Our In the Middle Wednesday blog series, written by Nancie Atwell, continues with Nancie taking about her own writing while teaching writing.
Our In the Middle Wednesday blog series, written by Nancie Atwell, continues with Nancie taking about her own writing while teaching writing.
What role does your own writing play in your teaching of writing?
My writing plays a practical role in the workshop. I show kids three things: what I do off-the-page that makes it possible for me to write in the first place, techniques of craft that improve my written products, and the significance to me of the topics I choose. These are basic lessons, and they’re essential.
I know I can make teachers nervous when I encourage them to write and demonstrate their process in minilessons. None of us feels that confident about our writing. But anything we do that works for us is worth revealing to student writers.
They need to see, for example, the benefits of drafting double-spaced.
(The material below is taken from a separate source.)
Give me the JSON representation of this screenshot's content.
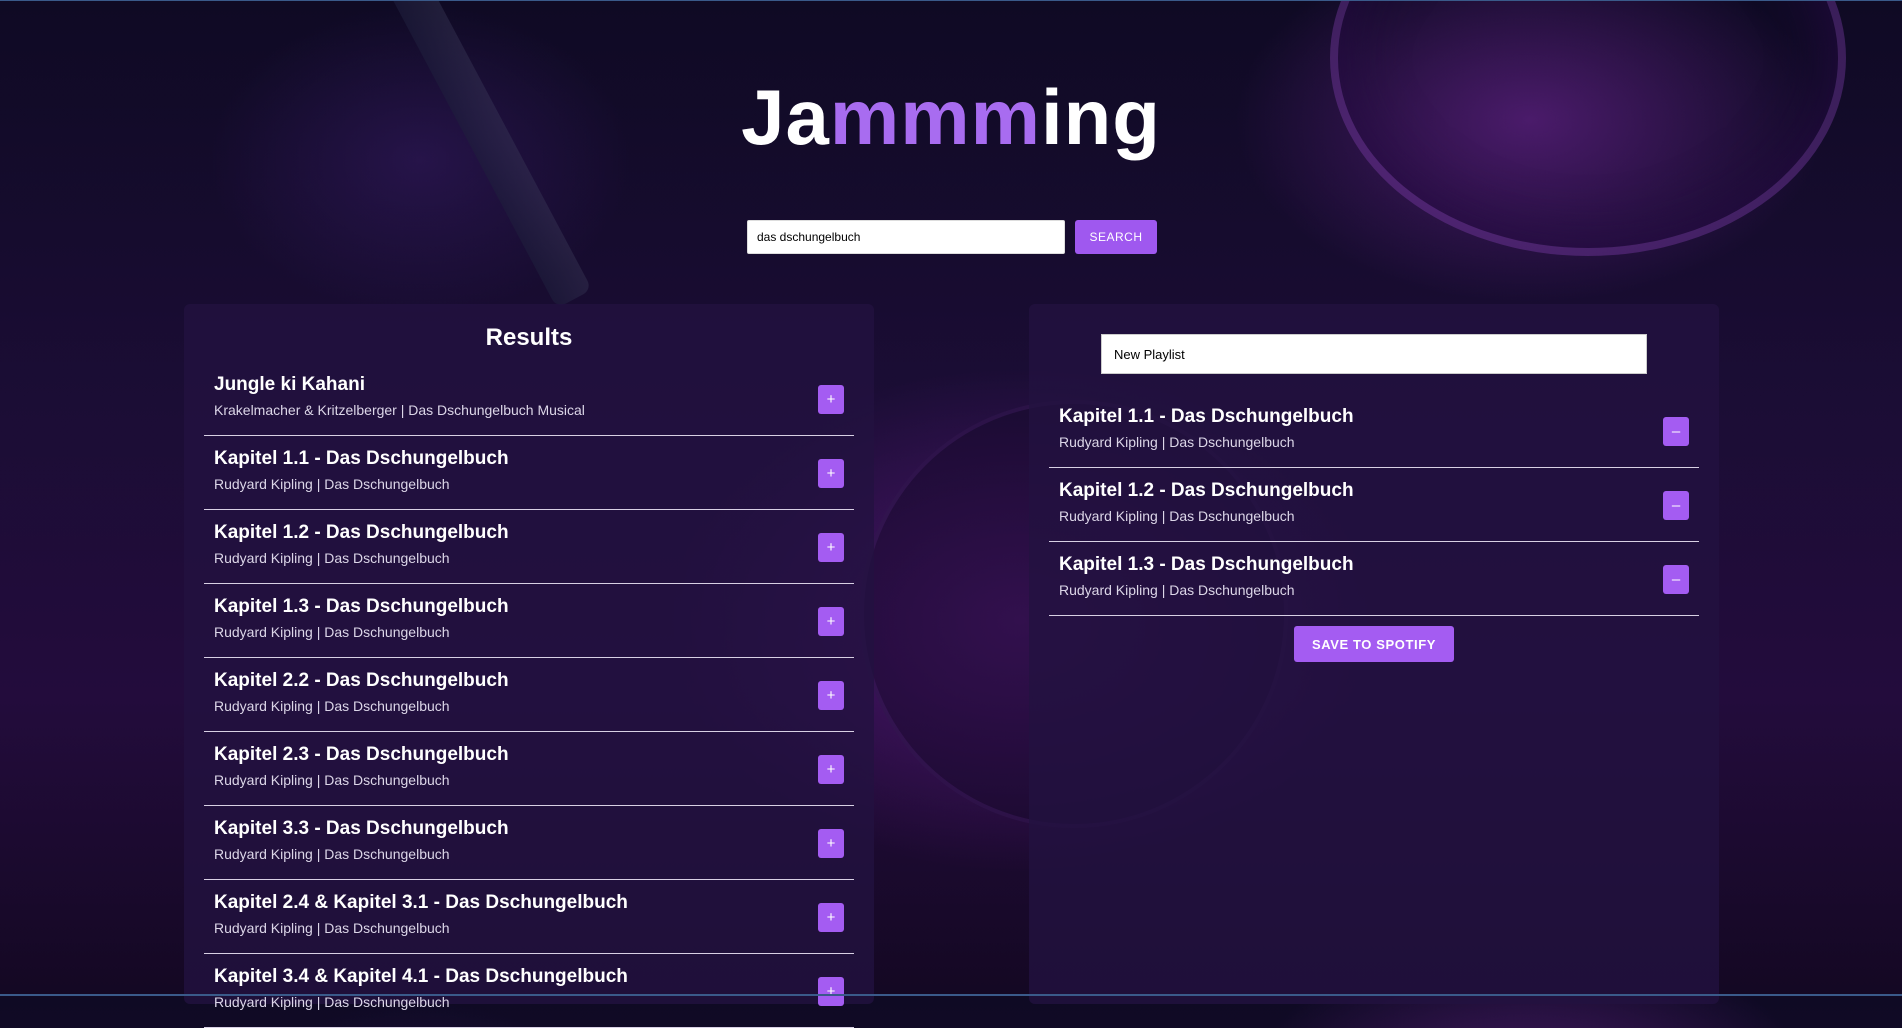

Every September my kids tend not to believe in it: they think it wastes paper. When I show them what skipping lines allows me to do—how it gives me room on the page to change my mind—they begin to understand what revision is and how double-spacing makes it possible to rethink and improve a draft. Often, the kids who don’t revise have never seen revision before.
Another lesson involves writing off-the-page. For years it was my little secret—a step I added because I needed it before I could start a first draft. When I write off-the-page, I doodle with diction and ideas on a piece of scrap paper, gain momentum, and kick start the draft. I also play off-the-page to experiment with leads and conclusions, capture ideas and diction that occur to me while I’m drafting so they don’t get lost, consider alternative verbs, and get myself unstuck mid-draft. Because I show students examples of my play off-the-page and encourage them to try it, it does for them what it does for me—relieves self-consciousness and the terror of a blank page and allows all of us to use writing to generate writing.
Something as simple as how much time I spend pausing to read over what I’ve written so far is a revelation to my students. When they ask, “Why do you keep going back and reading the old sentences before you write new ones?" this tells me a lot about problems they’re having with coherence in their drafts.
My first craft lesson of any school year is based on a piece of my writing—a poem, because poetry is our first genre study. I give students copies of the final version and everything it took for me to get there: my writing off-the-page, rat’s nest of drafts, title brainstorm, struggle to develop a theme. This demonstration sets the stage for many of the minilessons to come, and it gives kids immediate insights into process, craft, and the nature of the work that's involved when someone is trying to write well.
Since we can’t get Toni Morrison or Billy Collins to come to our workshops and reveal their processes to our students, the next best thing is for us to experiment as writers, find the strategies and techniques that work for us, and show kids how one grown-up thinks and rethinks on paper.